Our study has several limitations. First, this study was conducted with a primary focus on Japanese residents, making it uncertain whether the findings can be extrapolated to other countries and cultures. Second, our reliance on internet-based surveys may have introduced selection bias into our data since low-income people or elderly people could be excluded from the data collection due to poor web access. Third, despite our efforts to account for potential confounding variables, the presence of unidentified or residual confounders could have influenced our study outcomes. Fourth, the independent variables used in this study were mainly general sociodemographic characteristics, which limits their applicability from a clinical perspective. We refrained from gathering detailed clinical characteristics due to feasibility concerns about the survey. Fifth, the presence or absence of oxygen therapy is an important factor in the severity classification of COVID-19 [47], but information on the level of care intensity needed was lacking in our study.

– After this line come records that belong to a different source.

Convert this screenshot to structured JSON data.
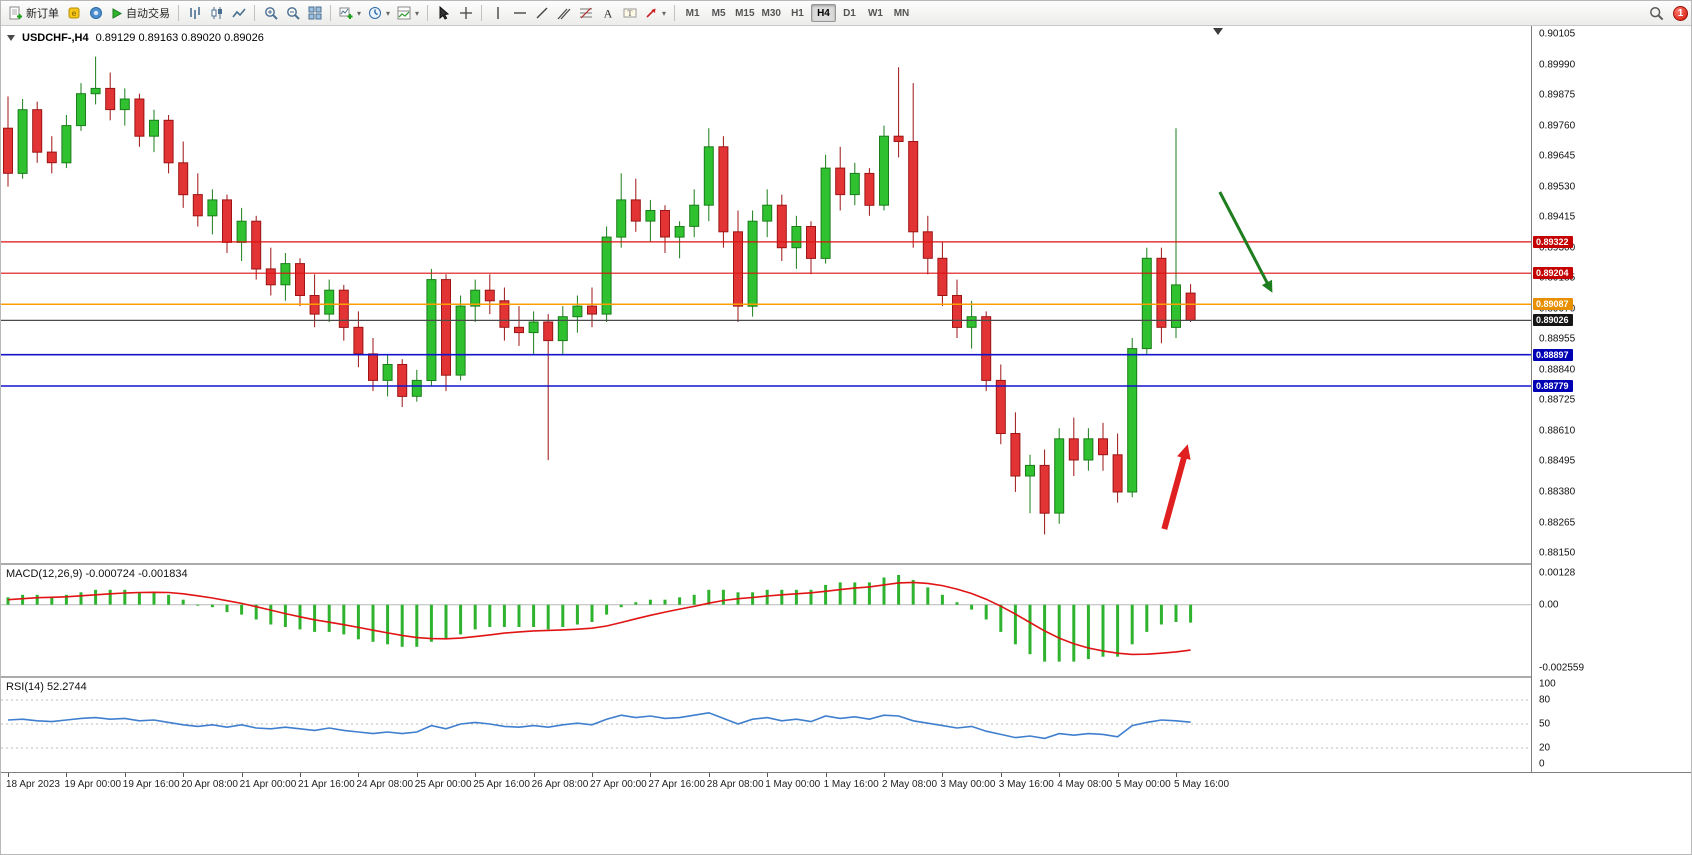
{
  "toolbar": {
    "new_order_label": "新订单",
    "auto_trading_label": "自动交易",
    "timeframes": [
      "M1",
      "M5",
      "M15",
      "M30",
      "H1",
      "H4",
      "D1",
      "W1",
      "MN"
    ],
    "active_timeframe": "H4",
    "notification_count": "1"
  },
  "chart": {
    "symbol_label": "USDCHF-,H4",
    "ohlc_label": "0.89129 0.89163 0.89020 0.89026",
    "price_max": 0.90105,
    "price_min": 0.8815,
    "price_axis": [
      "0.90105",
      "0.89990",
      "0.89875",
      "0.89760",
      "0.89645",
      "0.89530",
      "0.89415",
      "0.89300",
      "0.89185",
      "0.89070",
      "0.88955",
      "0.88840",
      "0.88725",
      "0.88610",
      "0.88495",
      "0.88380",
      "0.88265",
      "0.88150"
    ],
    "colors": {
      "up": "#2fc12f",
      "up_border": "#1b7e1b",
      "down": "#e23434",
      "down_border": "#9c1414",
      "macd_hist": "#2fb32f",
      "macd_signal": "#e01414",
      "rsi_line": "#3f7fce"
    },
    "hlines": [
      {
        "price": 0.89322,
        "label": "0.89322",
        "color": "#dd1111",
        "tag_bg": "#c40000",
        "width": 1.2
      },
      {
        "price": 0.89204,
        "label": "0.89204",
        "color": "#dd1111",
        "tag_bg": "#c40000",
        "width": 1.2
      },
      {
        "price": 0.89087,
        "label": "0.89087",
        "color": "#ff9d00",
        "tag_bg": "#e88f00",
        "width": 1.5
      },
      {
        "price": 0.89026,
        "label": "0.89026",
        "color": "#4a4a4a",
        "tag_bg": "#161616",
        "width": 1.2
      },
      {
        "price": 0.88897,
        "label": "0.88897",
        "color": "#1414cc",
        "tag_bg": "#0000b4",
        "width": 1.6
      },
      {
        "price": 0.88779,
        "label": "0.88779",
        "color": "#1414cc",
        "tag_bg": "#0000b4",
        "width": 1.6
      }
    ],
    "arrows": [
      {
        "name": "down-trend-arrow",
        "color": "#1e7d1e",
        "from_bar": 83.0,
        "from_price": 0.8951,
        "to_bar": 86.6,
        "to_price": 0.8913,
        "width": 3,
        "head": 13
      },
      {
        "name": "up-reversal-arrow",
        "color": "#e02020",
        "from_bar": 79.2,
        "from_price": 0.8824,
        "to_bar": 80.8,
        "to_price": 0.8856,
        "width": 6,
        "head": 16
      }
    ],
    "time_axis": [
      "18 Apr 2023",
      "19 Apr 00:00",
      "19 Apr 16:00",
      "20 Apr 08:00",
      "21 Apr 00:00",
      "21 Apr 16:00",
      "24 Apr 08:00",
      "25 Apr 00:00",
      "25 Apr 16:00",
      "26 Apr 08:00",
      "27 Apr 00:00",
      "27 Apr 16:00",
      "28 Apr 08:00",
      "1 May 00:00",
      "1 May 16:00",
      "2 May 08:00",
      "3 May 00:00",
      "3 May 16:00",
      "4 May 08:00",
      "5 May 00:00",
      "5 May 16:00"
    ],
    "label_every": 4,
    "candles": [
      [
        0.8975,
        0.8987,
        0.8953,
        0.8958
      ],
      [
        0.8958,
        0.8986,
        0.8956,
        0.8982
      ],
      [
        0.8982,
        0.8985,
        0.8962,
        0.8966
      ],
      [
        0.8966,
        0.8972,
        0.8958,
        0.8962
      ],
      [
        0.8962,
        0.898,
        0.896,
        0.8976
      ],
      [
        0.8976,
        0.8992,
        0.8974,
        0.8988
      ],
      [
        0.8988,
        0.9002,
        0.8984,
        0.899
      ],
      [
        0.899,
        0.8996,
        0.8978,
        0.8982
      ],
      [
        0.8982,
        0.899,
        0.8976,
        0.8986
      ],
      [
        0.8986,
        0.8988,
        0.8968,
        0.8972
      ],
      [
        0.8972,
        0.8982,
        0.8966,
        0.8978
      ],
      [
        0.8978,
        0.898,
        0.8958,
        0.8962
      ],
      [
        0.8962,
        0.897,
        0.8945,
        0.895
      ],
      [
        0.895,
        0.8958,
        0.8938,
        0.8942
      ],
      [
        0.8942,
        0.8952,
        0.8935,
        0.8948
      ],
      [
        0.8948,
        0.895,
        0.8928,
        0.8932
      ],
      [
        0.8932,
        0.8945,
        0.8925,
        0.894
      ],
      [
        0.894,
        0.8942,
        0.8918,
        0.8922
      ],
      [
        0.8922,
        0.893,
        0.8912,
        0.8916
      ],
      [
        0.8916,
        0.8928,
        0.891,
        0.8924
      ],
      [
        0.8924,
        0.8926,
        0.8908,
        0.8912
      ],
      [
        0.8912,
        0.892,
        0.89,
        0.8905
      ],
      [
        0.8905,
        0.8918,
        0.8902,
        0.8914
      ],
      [
        0.8914,
        0.8916,
        0.8895,
        0.89
      ],
      [
        0.89,
        0.8906,
        0.8885,
        0.889
      ],
      [
        0.889,
        0.8896,
        0.8876,
        0.888
      ],
      [
        0.888,
        0.889,
        0.8874,
        0.8886
      ],
      [
        0.8886,
        0.8888,
        0.887,
        0.8874
      ],
      [
        0.8874,
        0.8884,
        0.8872,
        0.888
      ],
      [
        0.888,
        0.8922,
        0.8878,
        0.8918
      ],
      [
        0.8918,
        0.892,
        0.8876,
        0.8882
      ],
      [
        0.8882,
        0.8912,
        0.888,
        0.8908
      ],
      [
        0.8908,
        0.8918,
        0.8902,
        0.8914
      ],
      [
        0.8914,
        0.892,
        0.8905,
        0.891
      ],
      [
        0.891,
        0.8915,
        0.8895,
        0.89
      ],
      [
        0.89,
        0.8908,
        0.8893,
        0.8898
      ],
      [
        0.8898,
        0.8906,
        0.889,
        0.8902
      ],
      [
        0.8902,
        0.8905,
        0.885,
        0.8895
      ],
      [
        0.8895,
        0.8908,
        0.889,
        0.8904
      ],
      [
        0.8904,
        0.8912,
        0.8898,
        0.8908
      ],
      [
        0.8908,
        0.8915,
        0.89,
        0.8905
      ],
      [
        0.8905,
        0.8938,
        0.8902,
        0.8934
      ],
      [
        0.8934,
        0.8958,
        0.893,
        0.8948
      ],
      [
        0.8948,
        0.8956,
        0.8936,
        0.894
      ],
      [
        0.894,
        0.8948,
        0.8932,
        0.8944
      ],
      [
        0.8944,
        0.8946,
        0.8928,
        0.8934
      ],
      [
        0.8934,
        0.894,
        0.8926,
        0.8938
      ],
      [
        0.8938,
        0.8952,
        0.8934,
        0.8946
      ],
      [
        0.8946,
        0.8975,
        0.894,
        0.8968
      ],
      [
        0.8968,
        0.8972,
        0.893,
        0.8936
      ],
      [
        0.8936,
        0.8944,
        0.8902,
        0.8908
      ],
      [
        0.8908,
        0.8944,
        0.8904,
        0.894
      ],
      [
        0.894,
        0.8952,
        0.8934,
        0.8946
      ],
      [
        0.8946,
        0.895,
        0.8925,
        0.893
      ],
      [
        0.893,
        0.8942,
        0.8922,
        0.8938
      ],
      [
        0.8938,
        0.894,
        0.892,
        0.8926
      ],
      [
        0.8926,
        0.8965,
        0.8924,
        0.896
      ],
      [
        0.896,
        0.8968,
        0.8944,
        0.895
      ],
      [
        0.895,
        0.8962,
        0.8946,
        0.8958
      ],
      [
        0.8958,
        0.896,
        0.8942,
        0.8946
      ],
      [
        0.8946,
        0.8976,
        0.8944,
        0.8972
      ],
      [
        0.8972,
        0.8998,
        0.8964,
        0.897
      ],
      [
        0.897,
        0.8992,
        0.893,
        0.8936
      ],
      [
        0.8936,
        0.8942,
        0.892,
        0.8926
      ],
      [
        0.8926,
        0.8932,
        0.8908,
        0.8912
      ],
      [
        0.8912,
        0.8918,
        0.8896,
        0.89
      ],
      [
        0.89,
        0.891,
        0.8892,
        0.8904
      ],
      [
        0.8904,
        0.8906,
        0.8876,
        0.888
      ],
      [
        0.888,
        0.8886,
        0.8856,
        0.886
      ],
      [
        0.886,
        0.8868,
        0.8838,
        0.8844
      ],
      [
        0.8844,
        0.8852,
        0.883,
        0.8848
      ],
      [
        0.8848,
        0.8854,
        0.8822,
        0.883
      ],
      [
        0.883,
        0.8862,
        0.8826,
        0.8858
      ],
      [
        0.8858,
        0.8866,
        0.8844,
        0.885
      ],
      [
        0.885,
        0.8862,
        0.8846,
        0.8858
      ],
      [
        0.8858,
        0.8864,
        0.8846,
        0.8852
      ],
      [
        0.8852,
        0.886,
        0.8834,
        0.8838
      ],
      [
        0.8838,
        0.8896,
        0.8836,
        0.8892
      ],
      [
        0.8892,
        0.893,
        0.889,
        0.8926
      ],
      [
        0.8926,
        0.893,
        0.8894,
        0.89
      ],
      [
        0.89,
        0.8975,
        0.8896,
        0.8916
      ],
      [
        0.89129,
        0.89163,
        0.8902,
        0.89026
      ]
    ]
  },
  "macd": {
    "label": "MACD(12,26,9) -0.000724 -0.001834",
    "axis": [
      "0.00128",
      "0.00",
      "-0.002559"
    ],
    "max": 0.00128,
    "min": -0.002559,
    "histogram": [
      0.0003,
      0.0004,
      0.0004,
      0.0003,
      0.0004,
      0.0005,
      0.0006,
      0.0006,
      0.0006,
      0.0005,
      0.0005,
      0.0004,
      0.0002,
      0.0,
      -0.0001,
      -0.0003,
      -0.0004,
      -0.0006,
      -0.0008,
      -0.0009,
      -0.001,
      -0.0011,
      -0.0011,
      -0.0012,
      -0.0014,
      -0.0015,
      -0.0016,
      -0.0017,
      -0.0017,
      -0.0015,
      -0.0014,
      -0.0012,
      -0.001,
      -0.0009,
      -0.0009,
      -0.0009,
      -0.0009,
      -0.001,
      -0.0009,
      -0.0008,
      -0.0007,
      -0.0004,
      -0.0001,
      0.0001,
      0.0002,
      0.0002,
      0.0003,
      0.0004,
      0.0006,
      0.0006,
      0.0005,
      0.0005,
      0.0006,
      0.0006,
      0.0006,
      0.0006,
      0.0008,
      0.0009,
      0.0009,
      0.0009,
      0.0011,
      0.0012,
      0.001,
      0.0007,
      0.0004,
      0.0001,
      -0.0002,
      -0.0006,
      -0.0011,
      -0.0016,
      -0.002,
      -0.0023,
      -0.0023,
      -0.0023,
      -0.0022,
      -0.0021,
      -0.0021,
      -0.0016,
      -0.0011,
      -0.0008,
      -0.0007,
      -0.000724
    ],
    "signal": [
      0.0002,
      0.00024,
      0.00028,
      0.0003,
      0.00032,
      0.00036,
      0.0004,
      0.00044,
      0.00047,
      0.00049,
      0.0005,
      0.00049,
      0.00044,
      0.00036,
      0.00027,
      0.00016,
      5e-05,
      -8e-05,
      -0.00022,
      -0.00036,
      -0.00049,
      -0.00061,
      -0.00071,
      -0.00081,
      -0.00092,
      -0.00103,
      -0.00114,
      -0.00124,
      -0.00133,
      -0.00137,
      -0.00138,
      -0.00135,
      -0.00129,
      -0.00122,
      -0.00115,
      -0.0011,
      -0.00106,
      -0.00104,
      -0.00102,
      -0.00099,
      -0.00095,
      -0.00086,
      -0.00072,
      -0.00057,
      -0.00043,
      -0.0003,
      -0.00018,
      -7e-05,
      6e-05,
      0.00017,
      0.00024,
      0.00029,
      0.00035,
      0.0004,
      0.00044,
      0.00048,
      0.00054,
      0.00061,
      0.00067,
      0.00072,
      0.0008,
      0.00088,
      0.0009,
      0.00086,
      0.00077,
      0.00063,
      0.00045,
      0.00022,
      -6e-05,
      -0.00038,
      -0.00072,
      -0.00106,
      -0.00135,
      -0.00158,
      -0.00175,
      -0.00187,
      -0.00196,
      -0.00201,
      -0.002,
      -0.00196,
      -0.00191,
      -0.001834
    ]
  },
  "rsi": {
    "label": "RSI(14) 52.2744",
    "axis": [
      "100",
      "80",
      "50",
      "20",
      "0"
    ],
    "levels": [
      80,
      50,
      20
    ],
    "values": [
      55,
      56,
      54,
      53,
      55,
      57,
      58,
      56,
      57,
      54,
      55,
      52,
      49,
      47,
      49,
      46,
      49,
      45,
      44,
      46,
      44,
      42,
      45,
      42,
      40,
      38,
      40,
      38,
      40,
      48,
      44,
      50,
      52,
      50,
      47,
      46,
      48,
      46,
      49,
      51,
      49,
      56,
      61,
      58,
      60,
      57,
      58,
      61,
      64,
      57,
      50,
      56,
      58,
      54,
      56,
      53,
      60,
      57,
      59,
      56,
      61,
      60,
      54,
      51,
      48,
      45,
      47,
      41,
      37,
      33,
      35,
      32,
      38,
      36,
      38,
      37,
      34,
      48,
      52,
      55,
      54,
      52.2744
    ]
  }
}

Therefore, it is considered necessary to conduct surveys targeting medical institutions and to examine patient backgrounds in a clinical context, including post-COVID-19 rehabilitation. Finally, while our study has the epidemiological strength of a large sample size, there are limitations in its clinical impact. Thus, we aimed to conduct further research based on this study to investigate the clinical factors influencing the fear of COVID-19 and their causal relationships.

Conclusion

During the observation period, the FCV-19S scores significantly decreased. This was considered influenced by the implementation of measures to prevent COVID-19 and the enhancement of support systems. Contracting severe COVID-19 requiring oxygen therapy within one year of baseline was the most impactful predictor of an increase in the FCV-19S score. This finding suggested the possibility of a prolonged trauma response to a severe physical crisis. On the other hand, we found that mild COVID-19 not requiring oxygen therapy was a predictor of a decrease in FCV-19S score. Therefore, we believe that it is necessary to adopt individualized approaches stratified by the severity of the infection when addressing the fear of COVID-19.